Foundation Medicine is one of the early diagnostic companies that have used this technology to look broadly at several hundred genes. So now their signatures are close to 600 genes that they are looking at to try to identify the landscape of a tumor. This is done, practically, out of a fraction of a tissue from the paraffin section from the original biopsy. Through the technology, it takes 2 to 3 weeks and you get a result that gives you a landscape of the predominant anomalies and the goal is to try to see if there is something that can be used as a marker of a driver of a cancer cell to use either for treatment with approved agents or for a clinical trial.

For example, lung cancer used to be “one-size-fits-all” for chemotherapy. Now, there are 14 mutations that are important to try to identify to change the treatment, so we look at the genetic defect to try to pick a novel therapy instead of chemotherapy.

For patients who have failed all standard therapies and for which there are no other approved treatments, we like to identify some of these mutations that can sometimes give us a driver that we can target with a novel therapy.

Another implication that is also important is to identify which patients are responding early on so you can pick the patient for a clinical trial and give them the right drug earlier instead of looking at all the patients.

This effort of precision medicine is very important and many diagnostic companies are looking at this to try to help oncologists make better decisions. The problem that we face is that this is still somewhat fishing for abnormalities and the yield is sometimes difficult and it’s an expensive process but there is no question this is where the field is going.

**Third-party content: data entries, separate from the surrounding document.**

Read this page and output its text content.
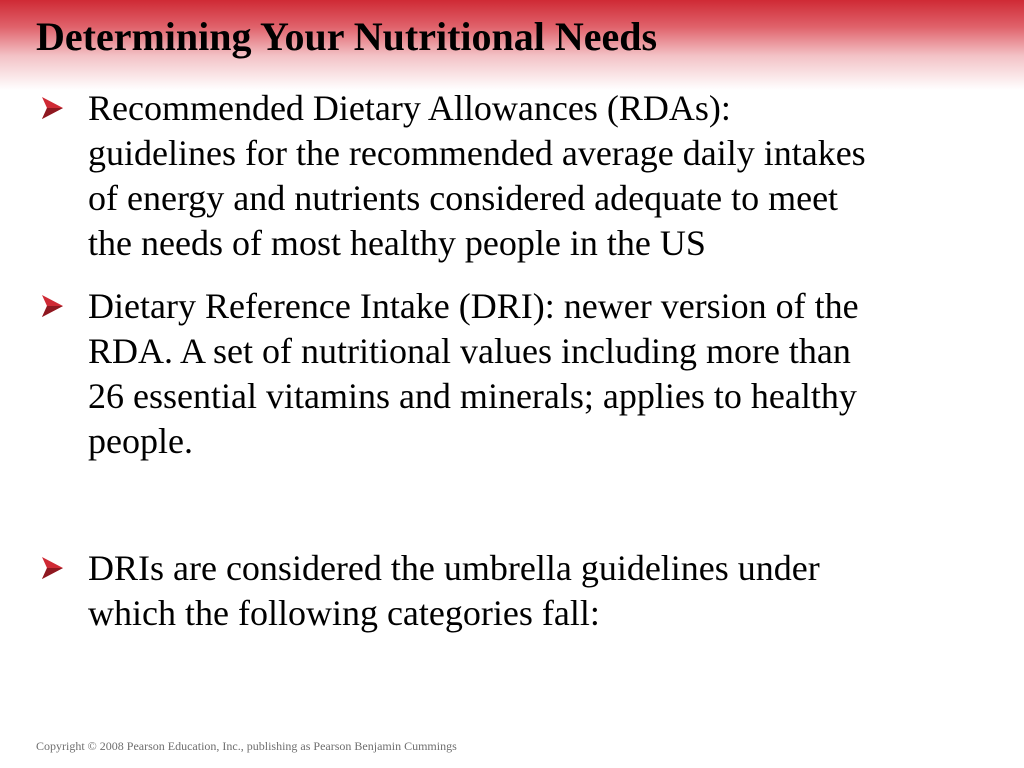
Determining Your Nutritional Needs

Recommended Dietary Allowances (RDAs):
guidelines for the recommended average daily intakes
of energy and nutrients considered adequate to meet
the needs of most healthy people in the US

Dietary Reference Intake (DRI): newer version of the
RDA. A set of nutritional values including more than
26 essential vitamins and minerals; applies to healthy
people.

DRIs are considered the umbrella guidelines under
which the following categories fall:

Copyright © 2008 Pearson Education, Inc., publishing as Pearson Benjamin Cummings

What do you think the partnership between Roche and Foundation Medicine means for community oncologists?

So now with the joint venture with Roche, which is the largest drug manufacturer of cancer drugs, this is going to be a huge push to try to identify areas for diagnostic development, to try to identify signatures, and try to characterize early on a subset of patients who can either benefit from experimental therapies or an agent that is already approved.

This is going to help, hopefully, if we can continue this effort, to develop both for standard therapy but also for novel therapies and drug development.

What do you think are the next steps for the collaboration?

When you characterize a cancer, you look at the staging, you do blood work, scans, etc, and you try to make a recommendation. So now, we are looking at the abnormalities of cancers to help make a decision but this is still not enough, given the diversity of cancer.

It is sometimes difficult to have enough tissue or to have the tissue available and when someone relapses, they are not always rebiopsied.

So what’s going to be really exciting, and one of the major benefits of this collaboration, is the ability to start moving toward the next technology, which is either going to be naked DNA or circulating tumor cells (CTCs). CTCs can be detected early on in a large number of cancers and they are obviously not very numerous, but if you can detect those cells, develop a technology that can be used in the peripheral blood, this will have a huge impact for early diagnosis of recurrence, early diagnosis in general, and for looking at responses while a patient is receiving treatment.